Department of Radiology, University of Pennsylvania, Philadelphia, Pennsylvania
Department of Radiology, University of Pennsylvania, Philadelphia, Pennsylvania.
J Nucl Med. 2023 Jan;64(1):131-136. doi: 10.2967/jnumed.122.264152. Epub 2022 Jun 30.
Aggressive cancers such as triple-negative breast cancer (TNBC) avidly metabolize glutamine as a feature of their malignant phenotype. The conversion of glutamine to glutamate by the glutaminase enzyme represents the first and rate-limiting step of this pathway and a target for drug development. Indeed, a novel glutaminase inhibitor (GLSi) has been developed and tested in clinical trials but with limited success, suggesting the potential for a biomarker to select patients who could benefit from this novel therapy. Here, we studied a nonmetabolized amino acid analog, F-fluciclovine, as a PET imaging biomarker for detecting the pharmacodynamic response to GLSi.

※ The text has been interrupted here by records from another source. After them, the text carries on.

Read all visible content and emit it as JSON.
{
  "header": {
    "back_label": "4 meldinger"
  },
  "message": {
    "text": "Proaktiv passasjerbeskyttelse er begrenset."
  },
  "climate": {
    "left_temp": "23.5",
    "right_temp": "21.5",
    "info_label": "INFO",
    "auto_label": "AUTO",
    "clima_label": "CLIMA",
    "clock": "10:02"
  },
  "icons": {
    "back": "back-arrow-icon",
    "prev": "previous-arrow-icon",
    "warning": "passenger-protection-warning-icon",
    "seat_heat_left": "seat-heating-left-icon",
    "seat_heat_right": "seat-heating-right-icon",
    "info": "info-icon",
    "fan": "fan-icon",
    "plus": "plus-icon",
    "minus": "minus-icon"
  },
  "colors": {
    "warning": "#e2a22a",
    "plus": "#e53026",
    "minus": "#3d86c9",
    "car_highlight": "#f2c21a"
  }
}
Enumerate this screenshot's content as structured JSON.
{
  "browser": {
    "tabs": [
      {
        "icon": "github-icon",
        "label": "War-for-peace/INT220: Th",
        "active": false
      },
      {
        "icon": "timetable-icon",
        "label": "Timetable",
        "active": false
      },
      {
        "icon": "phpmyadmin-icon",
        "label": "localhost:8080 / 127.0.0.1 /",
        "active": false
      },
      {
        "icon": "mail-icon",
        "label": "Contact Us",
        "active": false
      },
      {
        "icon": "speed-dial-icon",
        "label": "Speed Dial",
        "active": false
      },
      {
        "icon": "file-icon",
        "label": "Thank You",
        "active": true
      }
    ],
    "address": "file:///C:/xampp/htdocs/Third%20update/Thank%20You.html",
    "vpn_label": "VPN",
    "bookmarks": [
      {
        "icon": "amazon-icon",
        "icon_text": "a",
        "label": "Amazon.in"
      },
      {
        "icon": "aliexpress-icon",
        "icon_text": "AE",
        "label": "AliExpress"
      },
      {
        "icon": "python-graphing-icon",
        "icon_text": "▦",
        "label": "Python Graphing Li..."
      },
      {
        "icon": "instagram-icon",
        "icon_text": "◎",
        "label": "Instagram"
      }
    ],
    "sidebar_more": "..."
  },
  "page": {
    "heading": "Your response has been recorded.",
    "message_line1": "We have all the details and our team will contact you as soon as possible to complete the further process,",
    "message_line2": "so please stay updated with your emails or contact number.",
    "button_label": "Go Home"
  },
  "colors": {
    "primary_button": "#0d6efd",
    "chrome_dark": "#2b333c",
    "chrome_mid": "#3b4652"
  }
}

Uptake of F-fluciclovine into human breast cancer cells was studied in the presence and absence of inhibitors of glutamine transporters and GLSi. To allow F-fluciclovine PET to be performed on mice, citrate in the tracer formulation is replaced by phosphate-buffered saline. Mice bearing triple-negative breast cancer (TNBC) xenografts (HCC38, HCC1806, and MBA-MD-231) and estrogen receptor-positive breast cancer xenografts (MCF-7) were imaged with dynamic PET at baseline and after a 2-d treatment of GLSi (CB839) or vehicle. Kinetic analysis suggested reversible uptake of the tracer, and the distribution volume (V) of F-fluciclovine was estimated by Logan plot analysis. Our data showed that cellular uptake of F-fluciclovine is mediated by glutamine transporters. A significant increase in V was observed after CB839 treatment in TNBC models exhibiting high glutaminase activity (HCC38 and HCC1806) but not in TNBC or MCF-7 exhibiting low glutaminase. Changes in V were corroborated with changes in GLS activity measured in tumors treated with CB839 versus vehicle, as well as with changes in V of F-(2S,R4)-fluoroglutamine, which we previously validated as a measure of cellular glutamine pool size. A moderate, albeit significant, decrease in F-FDG PET signal was observed in HCC1806 tumors after CB839 treatment. F-fluciclovine PET has potential to serve as a clinically translatable pharmacodynamic biomarker of GLSi.
侵袭性癌症,如三阴性乳腺癌(TNBC),作为其恶性表型的特征,会积极代谢谷氨酰胺。谷氨酰胺酶将谷氨酰胺转化为谷氨酸是该途径的第一步和限速步骤,也是药物开发的靶点。事实上,一种新型的谷氨酰胺酶抑制剂(GLSi)已被开发并在临床试验中进行了测试,但收效甚微,这表明可能需要一种生物标志物来选择可能受益于这种新型治疗的患者。在这里,我们研究了一种非代谢性氨基酸类似物 F-氟丁氨酸(F-fluciclovine),作为检测 GLSi 药效反应的 PET 成像生物标志物。我们研究了在存在和不存在谷氨酰胺转运体抑制剂和 GLSi 的情况下,F-氟丁氨酸在人乳腺癌细胞中的摄取情况。为了允许使用 F-氟丁氨酸进行 PET 成像,将示踪剂配方中的柠檬酸替换为磷酸盐缓冲盐水。携带三阴性乳腺癌(TNBC)异种移植瘤(HCC38、HCC1806 和 MBA-MD-231)和雌激素受体阳性乳腺癌异种移植瘤(MCF-7)的小鼠进行了动态 PET 成像,在基线和接受 GLSi(CB839)或载体治疗 2 天后进行了成像。动力学分析表明示踪剂的摄取是可逆的,通过 Logan 绘图分析估计 F-氟丁氨酸的分布容积(V)。我们的数据表明,F-氟丁氨酸的细胞摄取是由谷氨酰胺转运体介导的。在高谷氨酰胺酶活性(HCC38 和 HCC1806)的 TNBC 模型中,在 CB839 治疗后观察到 V 显著增加,但在 TNBC 或 MCF-7 中观察到的谷氨酰胺酶活性较低的模型中则没有增加。V 的变化与用 CB839 治疗与载体治疗的肿瘤中 GLS 活性的变化以及我们之前验证为细胞谷氨酰胺池大小的 F-(2S,R4)-氟谷氨酸的 V 变化相吻合。在 HCC1806 肿瘤中,在用 CB839 治疗后,观察到 F-FDG PET 信号有适度但显著的降低。F-氟丁氨酸 PET 有可能成为一种可临床转化的 GLSi 药效学生物标志物。